As we walk in this world as a believer who is committed to Jesus Christ and desires to follow Him, no matter the cost, we will inevitably be persecuted at some level. Jesus Himself said that we will be hated because the world hates Him (John 15:18-19). John reminded us of this same truth in I John 3:13: Do not be surprised if the world hates you and I Peter 2 tells us to rejoice if we suffer unjustly.

But sometimes our suffering isn’t for any good reason. Instead, it is our pride that demands revenge or keeps our heart from forgiving another person. We cry out for revenge because our pride desires it in order to be satisfied. (That ugly pride gets us into so much trouble!!!)

A few years back a friend gifted me a book called “Keeping the Heart” by John Flavel. The book itself (which I highly recommend and can be found at this link) has been changed into English that is easier to understand. It is very profound and has caused me much deep reflection.

When I read the portion that I am sharing today, I had the thought that I have not written much about these topics of revenge, vengeance, and grudge-holding. And, yet, they affect the world we live in in a profound (and quite evil) way. Even in our churches.
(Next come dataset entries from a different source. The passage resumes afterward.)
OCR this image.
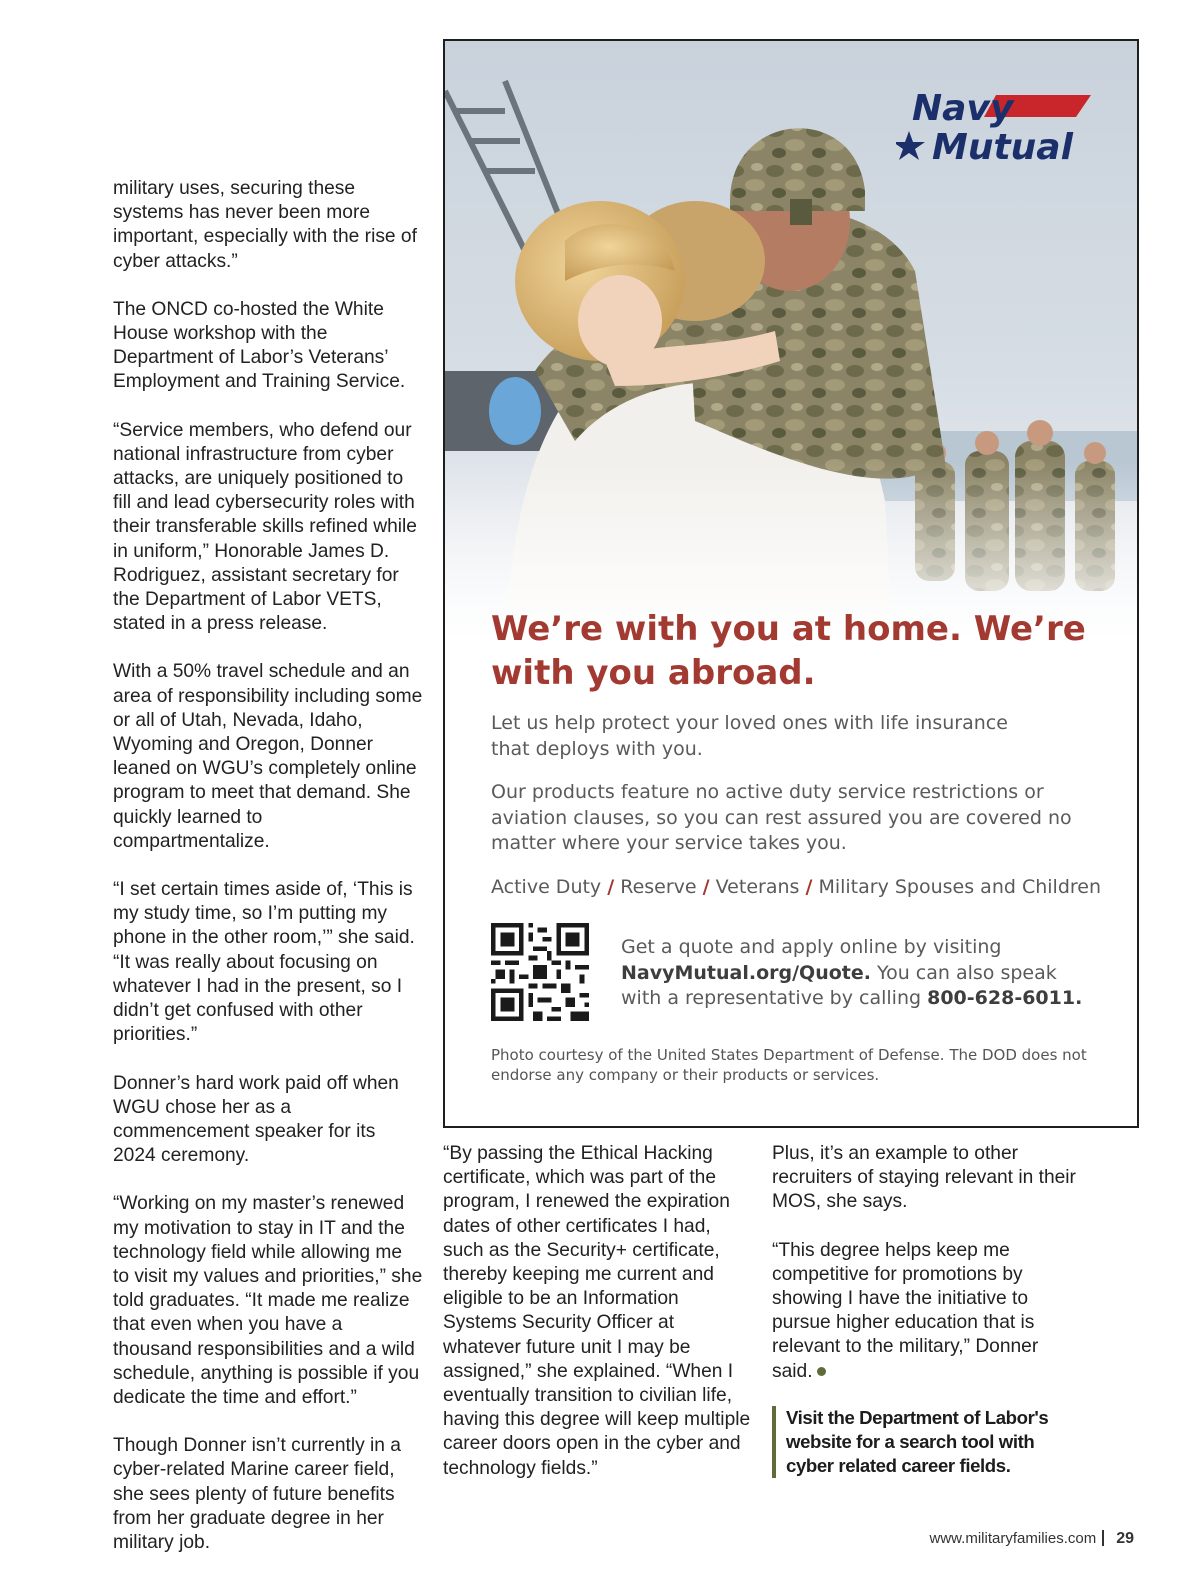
military uses, securing these systems has never been more important, especially with the rise of cyber attacks.”

The ONCD co-hosted the White House workshop with the Department of Labor’s Veterans’ Employment and Training Service.

“Service members, who defend our national infrastructure from cyber attacks, are uniquely positioned to fill and lead cybersecurity roles with their transferable skills refined while in uniform,” Honorable James D. Rodriguez, assistant secretary for the Department of Labor VETS, stated in a press release.

With a 50% travel schedule and an area of responsibility including some or all of Utah, Nevada, Idaho, Wyoming and Oregon, Donner leaned on WGU’s completely online program to meet that demand. She quickly learned to compartmentalize.

“I set certain times aside of, ‘This is my study time, so I’m putting my phone in the other room,’” she said. “It was really about focusing on whatever I had in the present, so I didn’t get confused with other priorities.”

Donner’s hard work paid off when WGU chose her as a commencement speaker for its 2024 ceremony.

“Working on my master’s renewed my motivation to stay in IT and the technology field while allowing me to visit my values and priorities,” she told graduates. “It made me realize that even when you have a thousand responsibilities and a wild schedule, anything is possible if you dedicate the time and effort.”

Though Donner isn’t currently in a cyber-related Marine career field, she sees plenty of future benefits from her graduate degree in her military job.

Navy
Mutual
We’re with you at home. We’re with you abroad.

Let us help protect your loved ones with life insurance that deploys with you.

Our products feature no active duty service restrictions or aviation clauses, so you can rest assured you are covered no matter where your service takes you.

Active Duty / Reserve / Veterans / Military Spouses and Children

Get a quote and apply online by visiting NavyMutual.org/Quote. You can also speak with a representative by calling 800-628-6011.

Photo courtesy of the United States Department of Defense. The DOD does not endorse any company or their products or services.

“By passing the Ethical Hacking certificate, which was part of the program, I renewed the expiration dates of other certificates I had, such as the Security+ certificate, thereby keeping me current and eligible to be an Information Systems Security Officer at whatever future unit I may be assigned,” she explained. “When I eventually transition to civilian life, having this degree will keep multiple career doors open in the cyber and technology fields.”

Plus, it’s an example to other recruiters of staying relevant in their MOS, she says.

“This degree helps keep me competitive for promotions by showing I have the initiative to pursue higher education that is relevant to the military,” Donner said.

Visit the Department of Labor's website for a search tool with cyber related career fields.
www.militaryfamilies.com 29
While those who profess Christ may not exert revenge, they may surely long for it. While they may pretend that all is well, inside so many are nursing a grudge or some offense towards a Christian sibling.

I have seen this over and over again and have also experienced it. For example, years ago, I thought all was well with a woman at church. Only to find out, through her off-handed comment to a family member, that she held a longtime grudge against me for a thoughtless remark I had made. I can still remember the helplessness I felt at that moment. I hadn’t even been aware she was upset with me and I certainly had never meant what she thought I meant. It taught me to be so much more careful with my words (still learning that lesson!) and it also reminded me of how unhealthy these grudges are that Christians so often hold on to! They truly destroy families and church families.
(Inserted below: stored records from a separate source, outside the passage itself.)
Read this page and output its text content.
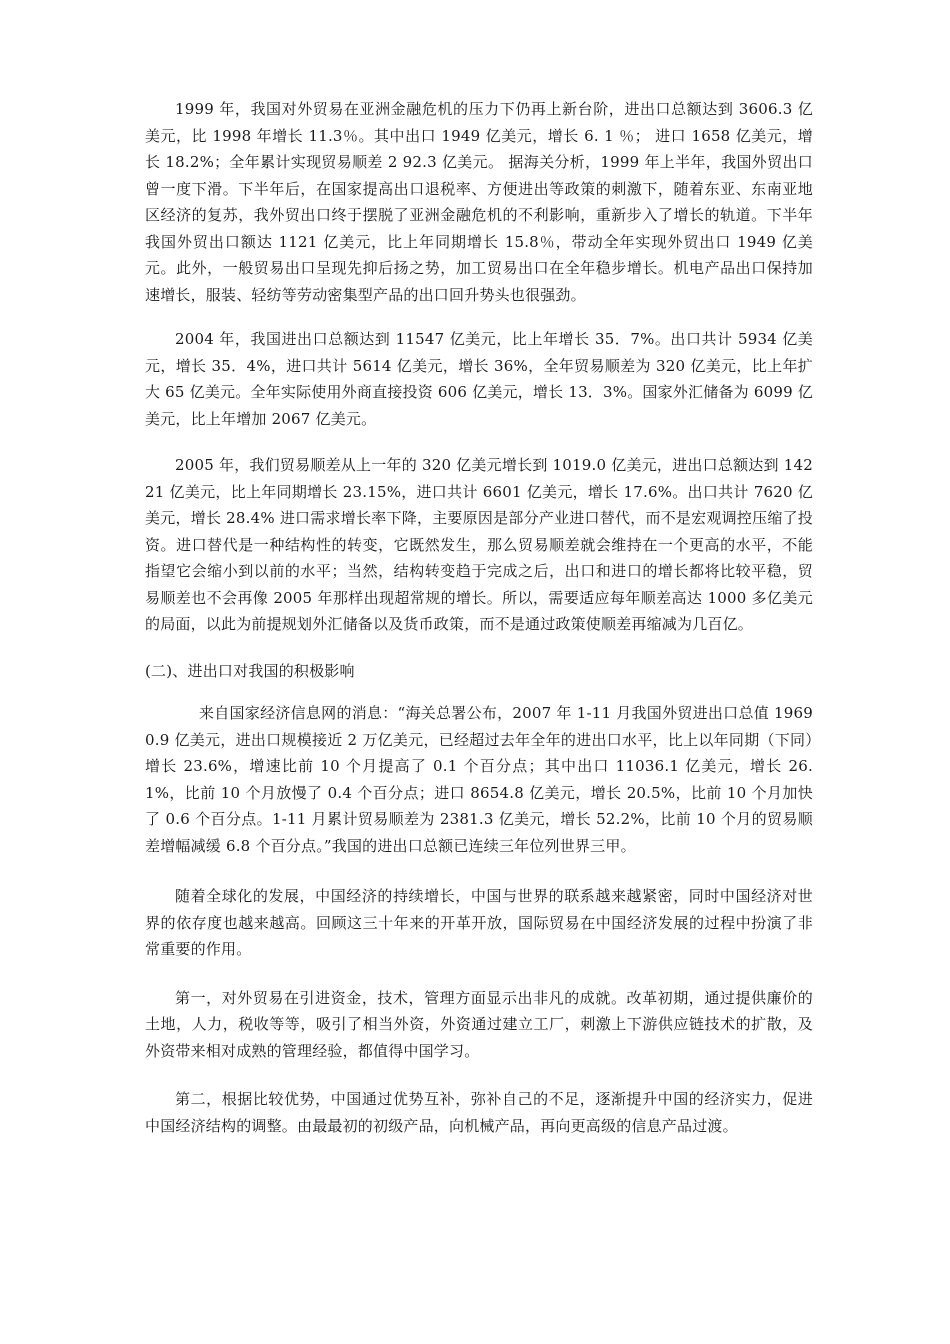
1999 年，我国对外贸易在亚洲金融危机的压力下仍再上新台阶，进出口总额达到 3606.3 亿美元，比 1998 年增长 11.3％。其中出口 1949 亿美元，增长 6. 1 ％； 进口 1658 亿美元，增长 18.2%；全年累计实现贸易顺差 2 92.3 亿美元。 据海关分析，1999 年上半年，我国外贸出口曾一度下滑。下半年后，在国家提高出口退税率、方便进出等政策的刺激下，随着东亚、东南亚地区经济的复苏，我外贸出口终于摆脱了亚洲金融危机的不利影响，重新步入了增长的轨道。下半年我国外贸出口额达 1121 亿美元，比上年同期增长 15.8％，带动全年实现外贸出口 1949 亿美元。此外，一般贸易出口呈现先抑后扬之势，加工贸易出口在全年稳步增长。机电产品出口保持加速增长，服装、轻纺等劳动密集型产品的出口回升势头也很强劲。

2004 年，我国进出口总额达到 11547 亿美元，比上年增长 35．7%。出口共计 5934 亿美元，增长 35．4%，进口共计 5614 亿美元，增长 36%，全年贸易顺差为 320 亿美元，比上年扩大 65 亿美元。全年实际使用外商直接投资 606 亿美元，增长 13．3%。国家外汇储备为 6099 亿美元，比上年增加 2067 亿美元。

2005 年，我们贸易顺差从上一年的 320 亿美元增长到 1019.0 亿美元，进出口总额达到 14221 亿美元，比上年同期增长 23.15%，进口共计 6601 亿美元，增长 17.6%。出口共计 7620 亿美元，增长 28.4% 进口需求增长率下降，主要原因是部分产业进口替代，而不是宏观调控压缩了投资。进口替代是一种结构性的转变，它既然发生，那么贸易顺差就会维持在一个更高的水平，不能指望它会缩小到以前的水平；当然，结构转变趋于完成之后，出口和进口的增长都将比较平稳，贸易顺差也不会再像 2005 年那样出现超常规的增长。所以，需要适应每年顺差高达 1000 多亿美元的局面，以此为前提规划外汇储备以及货币政策，而不是通过政策使顺差再缩减为几百亿。

(二)、进出口对我国的积极影响

来自国家经济信息网的消息：“海关总署公布，2007 年 1-11 月我国外贸进出口总值 19690.9 亿美元，进出口规模接近 2 万亿美元，已经超过去年全年的进出口水平，比上以年同期（下同）增长 23.6%，增速比前 10 个月提高了 0.1 个百分点；其中出口 11036.1 亿美元，增长 26.1%，比前 10 个月放慢了 0.4 个百分点；进口 8654.8 亿美元，增长 20.5%，比前 10 个月加快了 0.6 个百分点。1-11 月累计贸易顺差为 2381.3 亿美元，增长 52.2%，比前 10 个月的贸易顺差增幅减缓 6.8 个百分点。”我国的进出口总额已连续三年位列世界三甲。

随着全球化的发展，中国经济的持续增长，中国与世界的联系越来越紧密，同时中国经济对世界的依存度也越来越高。回顾这三十年来的开革开放，国际贸易在中国经济发展的过程中扮演了非常重要的作用。

第一，对外贸易在引进资金，技术，管理方面显示出非凡的成就。改革初期，通过提供廉价的土地，人力，税收等等，吸引了相当外资，外资通过建立工厂，刺激上下游供应链技术的扩散，及外资带来相对成熟的管理经验，都值得中国学习。

第二，根据比较优势，中国通过优势互补，弥补自己的不足，逐渐提升中国的经济实力，促进中国经济结构的调整。由最最初的初级产品，向机械产品，再向更高级的信息产品过渡。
With that in mind, I’d like to share a long portion from this book, Keeping of the Heart. I found the original manuscript in pdf form so I did copy and paste. You can find that original manuscript here. (Although I do recommend the book as it is much easier to read.) I have taken the liberty to change a few words to make it more readable. You will find those changed words in italics. I have also removed a few extra paragraphs to also increase its readability and to decrease its length.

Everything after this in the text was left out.